A parallel domain decomposition algorithm for coastal ocean circulation models based on integer linear programming

This paper presents a new parallel domain decomposition algorithm based on integer linear programming (ILP), a mathematical optimization method. To minimize the computation time of coastal ocean circulation models, the ILP decomposition algorithm divides the global domain in local domains with balanced work load according to the number of processors and avoids computations over as many as land grid cells as possible. In addition, it maintains the use of logically rectangular local domains and achieves the exact same results as traditional domain decomposition algorithms (such as Cartesian decomposition). However, the ILP decomposition algorithm may not converge to an exact solution for relatively large domains. To overcome this problem, we developed two ILP decomposition formulations. The first one (complete formulation) has no additional restriction, although it is impractical for large global domains. The second one (feasible) imposes local domains with the same dimensions and looks for the feasibility of such decomposition, which allows much larger global domains.

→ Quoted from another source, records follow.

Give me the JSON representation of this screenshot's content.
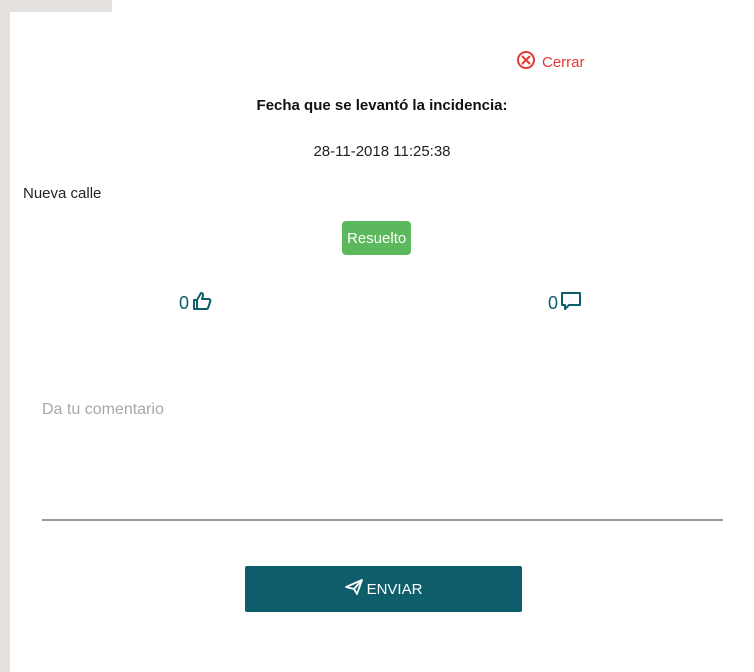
{
  "header": {
    "close_label": "Cerrar",
    "close_icon": "close-circle-icon"
  },
  "incident": {
    "date_heading": "Fecha que se levantó la incidencia:",
    "date_value": "28-11-2018 11:25:38",
    "description": "Nueva calle",
    "status": "Resuelto"
  },
  "counters": {
    "likes": "0",
    "likes_icon": "thumbs-up-icon",
    "comments": "0",
    "comments_icon": "comment-icon"
  },
  "comment_form": {
    "placeholder": "Da tu comentario",
    "value": "",
    "send_label": "ENVIAR",
    "send_icon": "paper-plane-icon"
  },
  "colors": {
    "accent": "#0d5d6b",
    "status_green": "#5cb85c",
    "close_red": "#e53935"
  }
}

Parallel performance of both ILP formulations is compared to a base Cartesian decomposition by simulating two cases with the newly created parallel version of the Stevens Institute of Technology’s Estuarine and Coastal Ocean Model (sECOM). Simulations with the ILP formulations run always faster than the ones with the base decomposition, and the complete formulation is better than the feasible one when it is applicable. In addition, parallel efficiency with the ILP decomposition may be greater than one.